The camp site in Victoria overlooks the harbour.  There is no real need to set an alarm clock because the harbour is also the local airport with commuting flights to Vancouver and Seattle starting from about 7am.


Crossing the harbour in one of the water taxis is not generally hazardous apart from the fact that they do have to give way to the regular aircraft taking off and landing.  Amidst this bustle of activity there are plenty of other things to be seen if you keep your eyes open.  In the trees opposite the campsite there are bald eagles which come and go to regular perches.


and the are a few otters around as well - but more of them later.



Island Ferry

Well, we have finally picked up our motor homes and they are just as big as we thought they might be. There is so much space that things get lost! There is so much space that it is a problem keeping the vehicle in one lane!  Things may get better, but so far it is not exactly a relaxing vehicle to drive - or be passenger in (I am told)


The crossing from Vancouver to Vancouver Island looked as if It would be quite an ordinary voyage and so we went to have something to eat.  About 30 minutes out, the ship started to use its bow thrusters which was a bit disconcerting!  On going outside, we found that we we going through a VERY narrow channel called Active Pass.  This is the vessel going the other way and disappearing round the bend.


Monday, 9 June 2014

In Chinatown

One of the things that strikes you as you walk the streets of Vancouver is the multi-cultural society.  It is not the same as the UK, as the majority of the non-european immigrants here are oriental and they will probably soon constitute the majority of the population.


So it should not Be surprising to come across a classical Chinese garden in the middle of the city.  It is quite unusual and possibly the only one of its type in the world outside of China where everything is balanced with the Yin and Yang.


It is a remarkably peaceful spot in the centre of a bustling city where you feel that you are away from it all and transported to another dimension.  Dashed cunning . . 

Sunday, 8 June 2014

Regeneration

We took a bus out of town today to the local Botanical Gardens which are located beside the University of British Columbia.  The campus is impressive with loads of green space.

The forest is interesting as you keep coming across nursing trees.  They are the stumps of trees which were felled decades ago and into whose decaying timber seeds took root.  As the new young tree starts its growth three or four feet from the forest floor and puts roots into the stump, the stump slowly rots end exposes the root growth leaving amazing contortions of tree root which has still found its way to the ground.  This has been going on for a long time and so there are all sorts of stages of this process on view. 
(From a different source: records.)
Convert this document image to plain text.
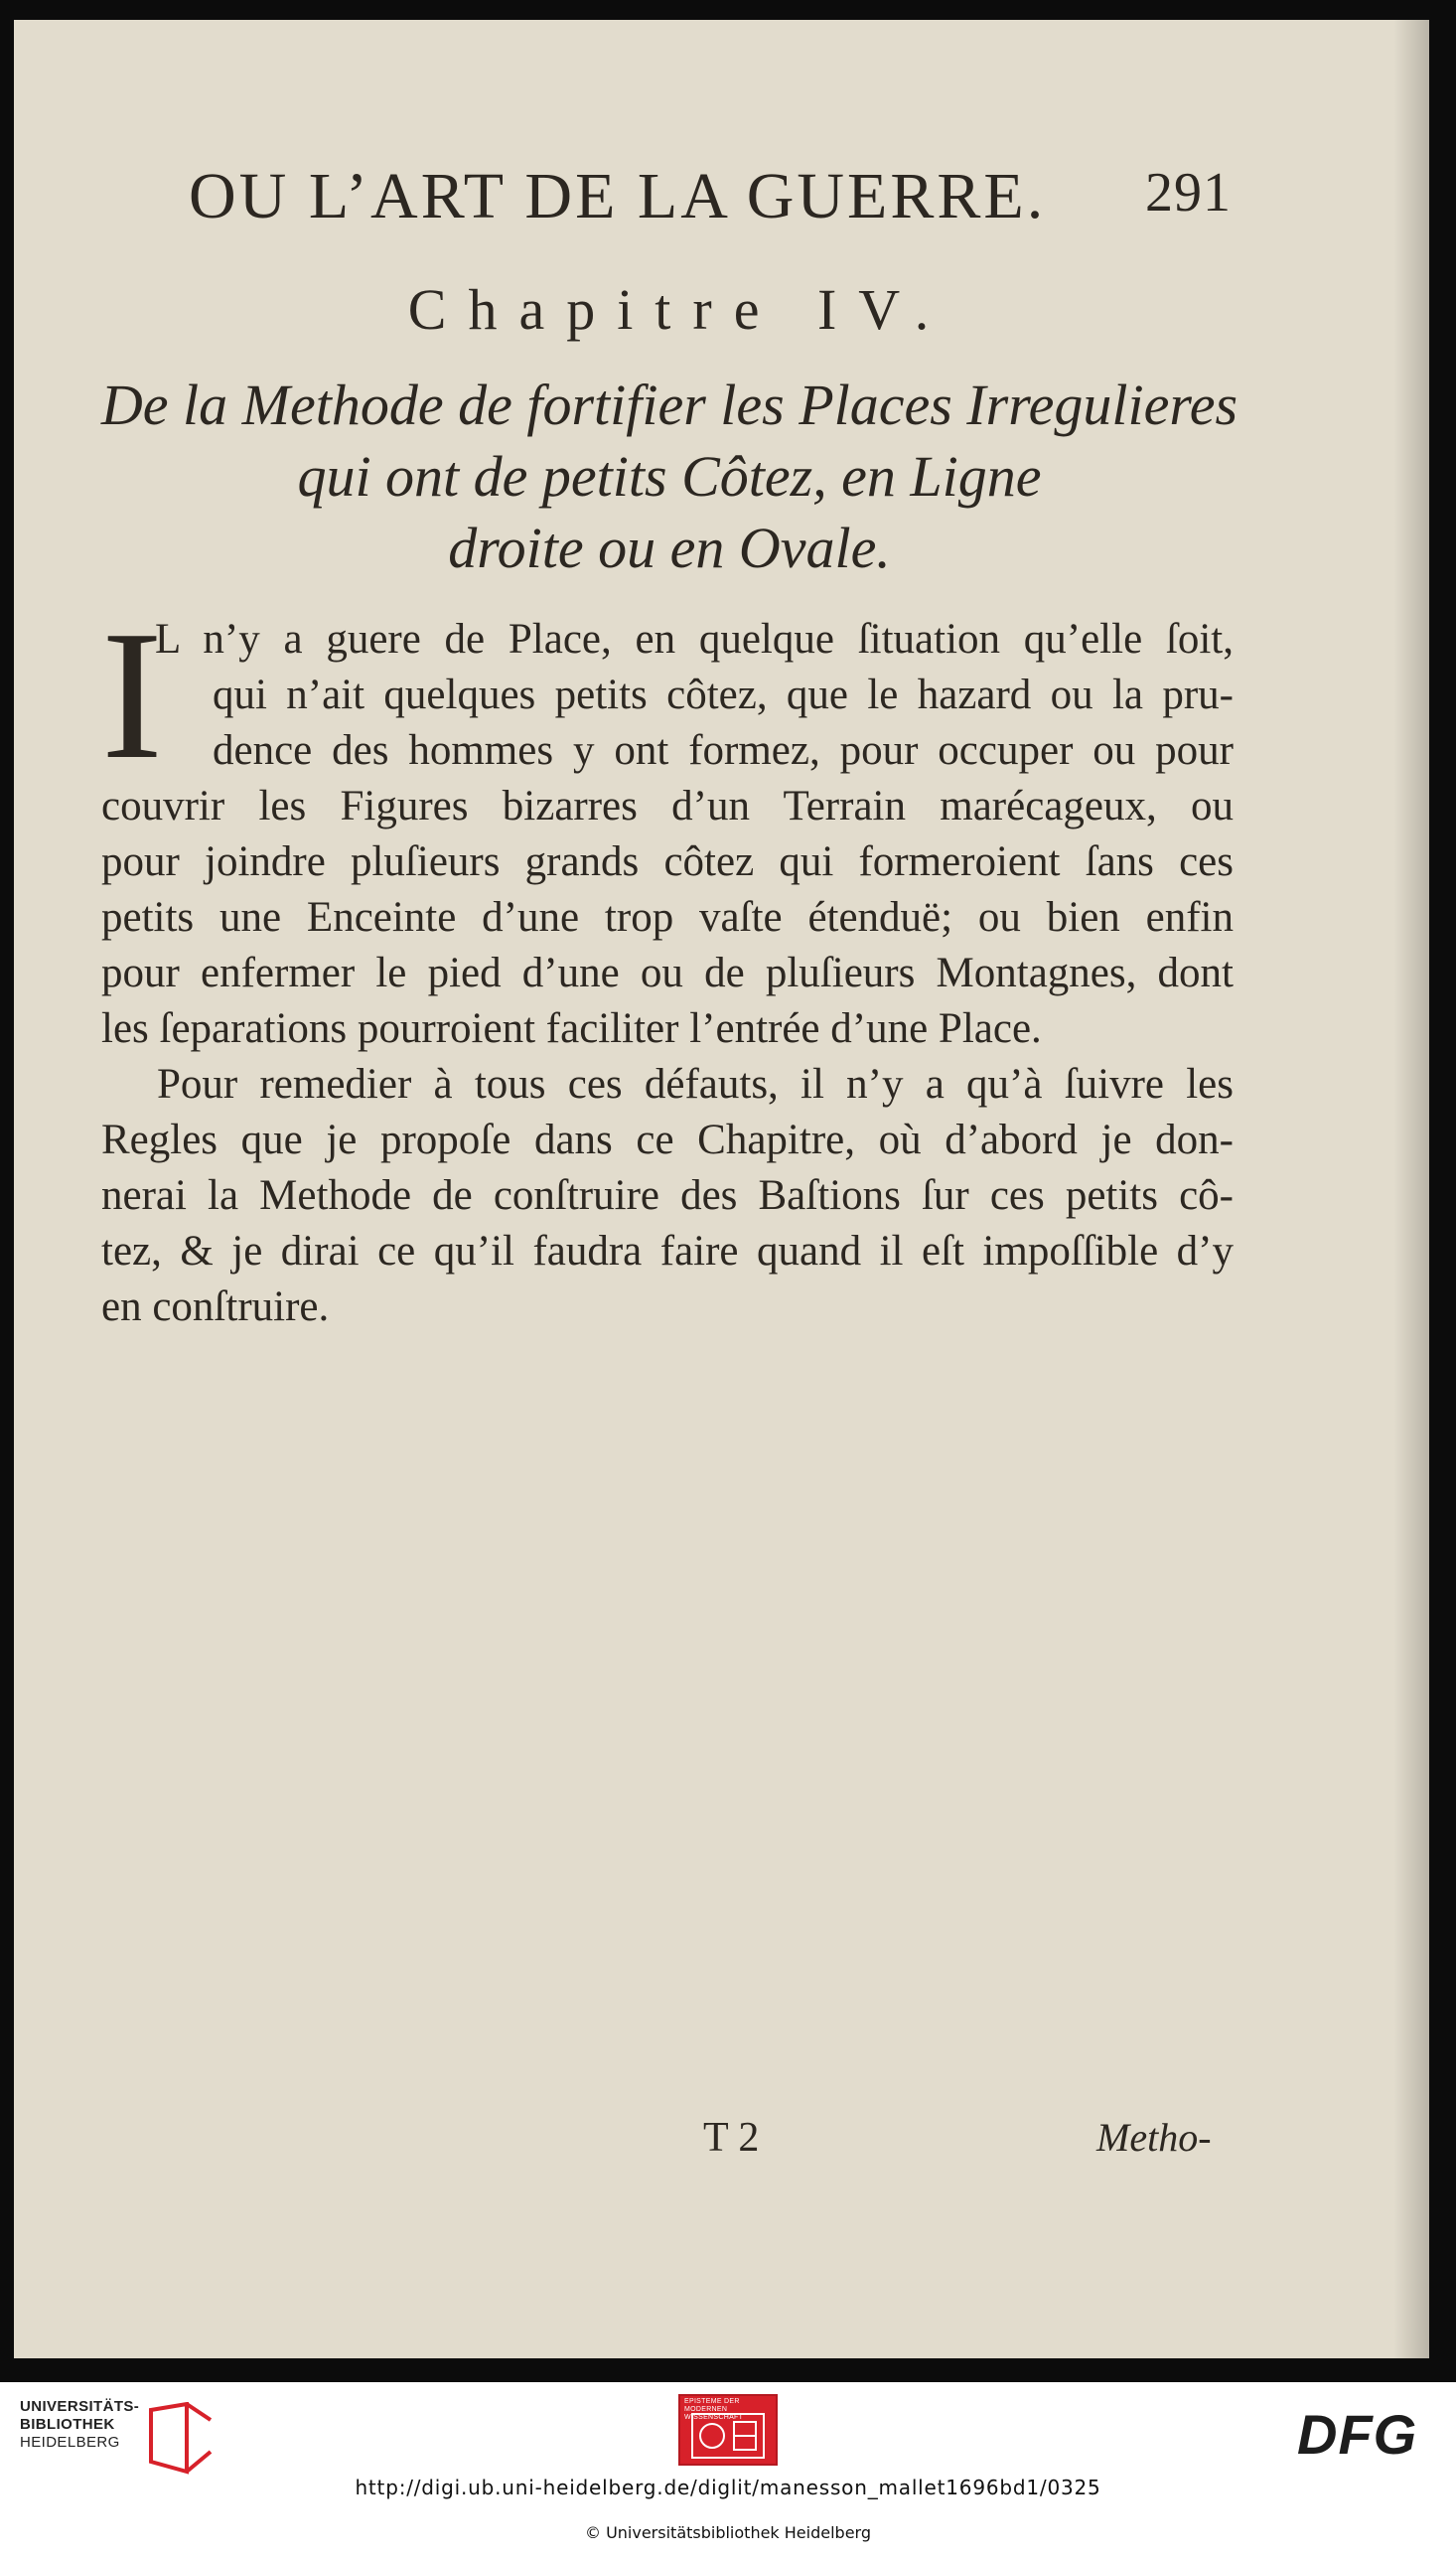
OU L’ART DE LA GUERRE. 291
Chapitre IV.
De la Methode de fortifier les Places Irregulieres
qui ont de petits Côtez, en Ligne
droite ou en Ovale.
I
L n’y a guere de Place, en quelque ſituation qu’elle ſoit,
qui n’ait quelques petits côtez, que le hazard ou la pru-
dence des hommes y ont formez, pour occuper ou pour
couvrir les Figures bizarres d’un Terrain marécageux, ou
pour joindre pluſieurs grands côtez qui formeroient ſans ces
petits une Enceinte d’une trop vaſte étenduë; ou bien enfin
pour enfermer le pied d’une ou de pluſieurs Montagnes, dont
les ſeparations pourroient faciliter l’entrée d’une Place.
Pour remedier à tous ces défauts, il n’y a qu’à ſuivre les
Regles que je propoſe dans ce Chapitre, où d’abord je don-
nerai la Methode de conſtruire des Baſtions ſur ces petits cô-
tez, & je dirai ce qu’il faudra faire quand il eſt impoſſible d’y
en conſtruire.
T 2	Metho-
UNIVERSITÄTS-
BIBLIOTHEK
HEIDELBERG
EPISTEME DER MODERNEN WISSENSCHAFT	DFG
http://digi.ub.uni-heidelberg.de/diglit/manesson_mallet1696bd1/0325
© Universitätsbibliothek Heidelberg
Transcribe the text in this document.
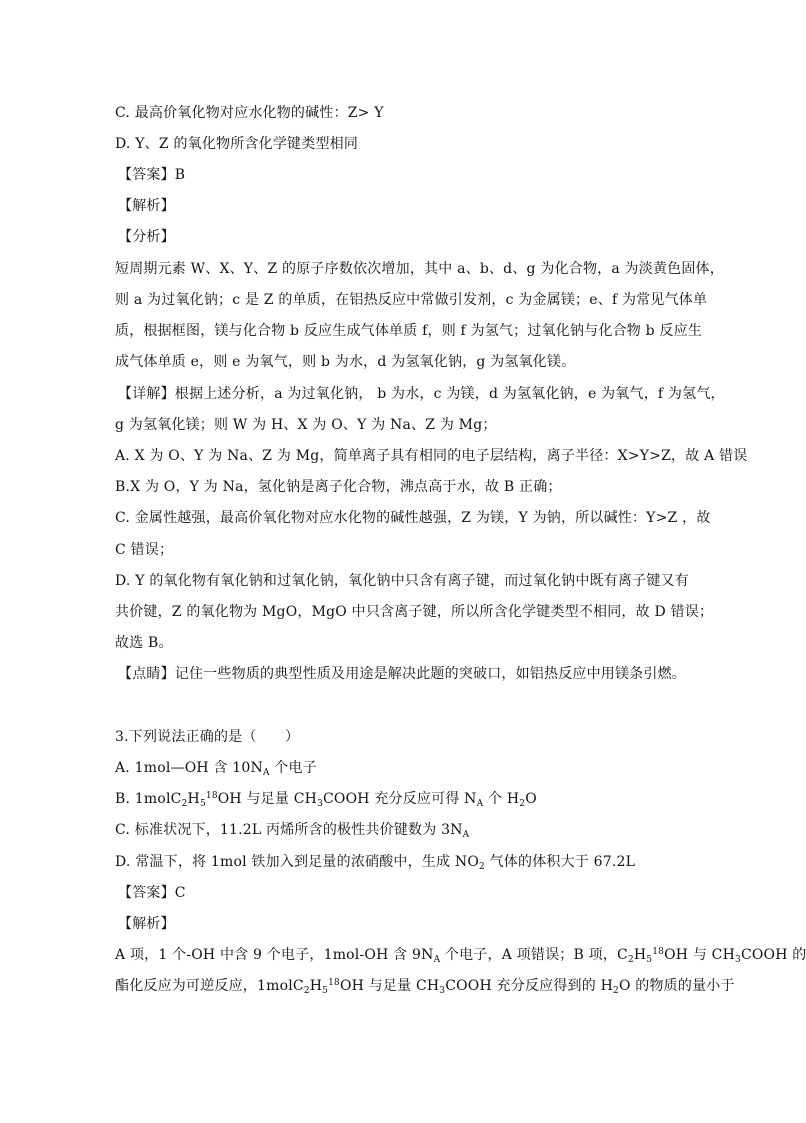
C. 最高价氧化物对应水化物的碱性：Z> Y
D. Y、Z 的氧化物所含化学键类型相同
【答案】B
【解析】
【分析】
短周期元素 W、X、Y、Z 的原子序数依次增加，其中 a、b、d、g 为化合物，a 为淡黄色固体，
则 a 为过氧化钠；c 是 Z 的单质，在铝热反应中常做引发剂，c 为金属镁；e、f 为常见气体单
质，根据框图，镁与化合物 b 反应生成气体单质 f，则 f 为氢气；过氧化钠与化合物 b 反应生
成气体单质 e，则 e 为氧气，则 b 为水，d 为氢氧化钠，g 为氢氧化镁。
【详解】根据上述分析，a 为过氧化钠， b 为水，c 为镁，d 为氢氧化钠，e 为氧气，f 为氢气，
g 为氢氧化镁；则 W 为 H、X 为 O、Y 为 Na、Z 为 Mg；
A. X 为 O、Y 为 Na、Z 为 Mg，简单离子具有相同的电子层结构，离子半径：X>Y>Z，故 A 错误
B.X 为 O，Y 为 Na，氢化钠是离子化合物，沸点高于水，故 B 正确；
C. 金属性越强，最高价氧化物对应水化物的碱性越强，Z 为镁，Y 为钠，所以碱性：Y>Z ，故
C 错误；
D. Y 的氧化物有氧化钠和过氧化钠，氧化钠中只含有离子键，而过氧化钠中既有离子键又有
共价键，Z 的氧化物为 MgO，MgO 中只含离子键，所以所含化学键类型不相同，故 D 错误；
故选 B。
【点睛】记住一些物质的典型性质及用途是解决此题的突破口，如铝热反应中用镁条引燃。
3.下列说法正确的是（　　）
A. 1mol—OH 含 $10N_A$ 个电子
B. $1molC_2H_5^{18}OH$ 与足量 $CH_3COOH$ 充分反应可得 $N_A$ 个 $H_2O$
C. 标准状况下，11.2L 丙烯所含的极性共价键数为 $3N_A$
D. 常温下，将 1mol 铁加入到足量的浓硝酸中，生成 $NO_2$ 气体的体积大于 67.2L
【答案】C
【解析】
A 项，1 个-OH 中含 9 个电子，1mol-OH 含 $9N_A$ 个电子，A 项错误；B 项，$C_2H_5^{18}OH$ 与 $CH_3COOH$ 的
酯化反应为可逆反应，$1molC_2H_5^{18}OH$ 与足量 $CH_3COOH$ 充分反应得到的 $H_2O$ 的物质的量小于
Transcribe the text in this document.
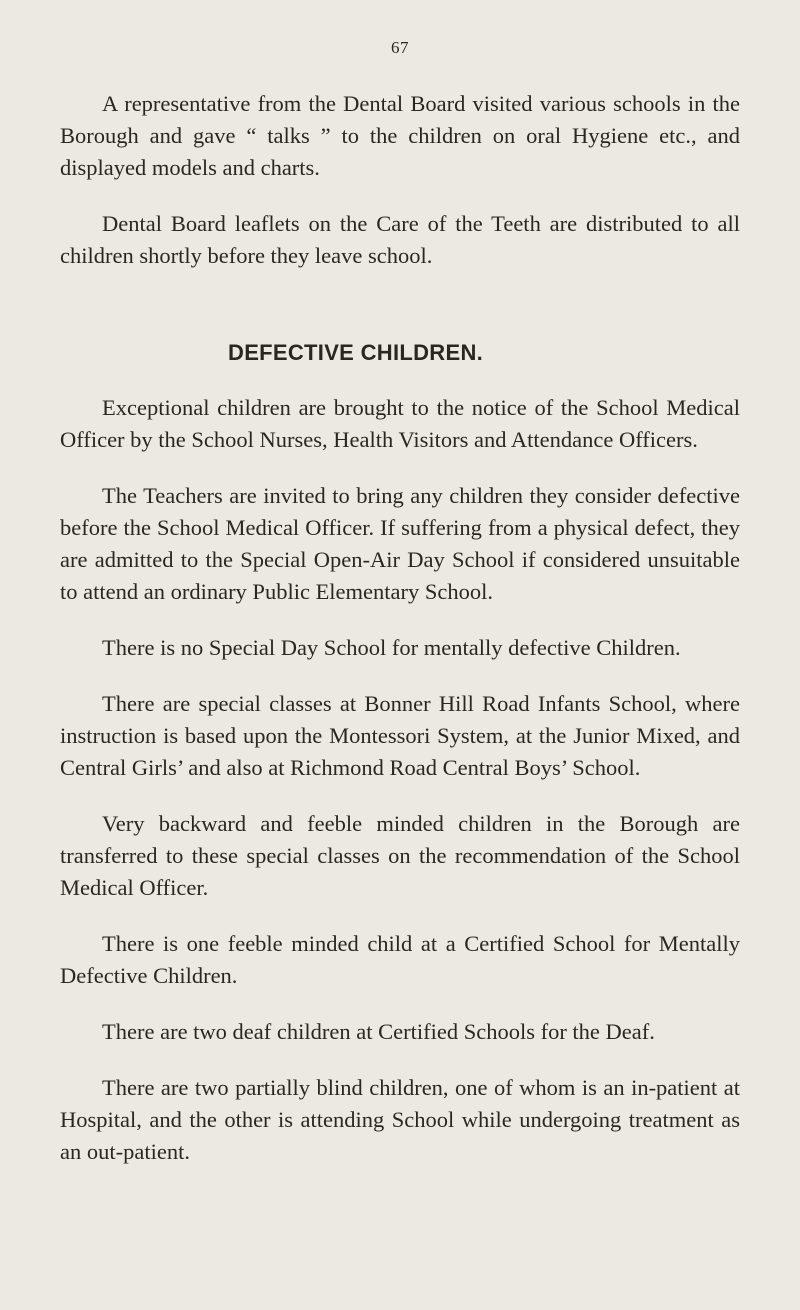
67

A representative from the Dental Board visited various schools in the Borough and gave “ talks ” to the children on oral Hygiene etc., and displayed models and charts.

Dental Board leaflets on the Care of the Teeth are distributed to all children shortly before they leave school.

DEFECTIVE CHILDREN.

Exceptional children are brought to the notice of the School Medical Officer by the School Nurses, Health Visitors and Attendance Officers.

The Teachers are invited to bring any children they consider defective before the School Medical Officer. If suffering from a physical defect, they are admitted to the Special Open-Air Day School if considered unsuitable to attend an ordinary Public Elementary School.

There is no Special Day School for mentally defective Children.

There are special classes at Bonner Hill Road Infants School, where instruction is based upon the Montessori System, at the Junior Mixed, and Central Girls’ and also at Richmond Road Central Boys’ School.

Very backward and feeble minded children in the Borough are transferred to these special classes on the recommendation of the School Medical Officer.

There is one feeble minded child at a Certified School for Mentally Defective Children.

There are two deaf children at Certified Schools for the Deaf.

There are two partially blind children, one of whom is an in-patient at Hospital, and the other is attending School while undergoing treatment as an out-patient.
Under these roots are the remains of a stump which was left about a century ago - and the stump 'nursed' more than one tree.

Saturday, 7 June 2014

Vancouver

This is an attractive place to live.  There is all the amenity of a city, but it is spaced out with a lot of residential buildings in the centre, easy access,to the hinterland and less traffic than one might have expected - or maybe it's that it seems to keep moving.  Also they have no trams - but trolley busses!  Float planes like these are overhead all the time.


Like Auckland, there is harbour all around and so there are lots of recreational boats and boatyards, but the old dockyard area has been regenerated to provide an attractive docklands area.


Stanley Park provides a huge green space in the middle of all this which we got around on bicycles and found these Indian totem poles which were reminiscent of Maori art in New Zealand.  Cheery looking lot of faces, aren't they?




Wednesday, 4 June 2014

Bowen Island

Day one was a 32 hour day, but there were working days that felt even longer!  We arrived at Bowen Island, to the north of Vancouver at about 4.30 local time having got up this morning at 5.30 to get to Heathrow.  The ferry across to the island was just like any ferry on the west coast of Scotland, bringing the children back from a day at school.

However, the weather was better than the west of Scotland generally is today.  It remains to be seen if it will continue to be as enjoyable.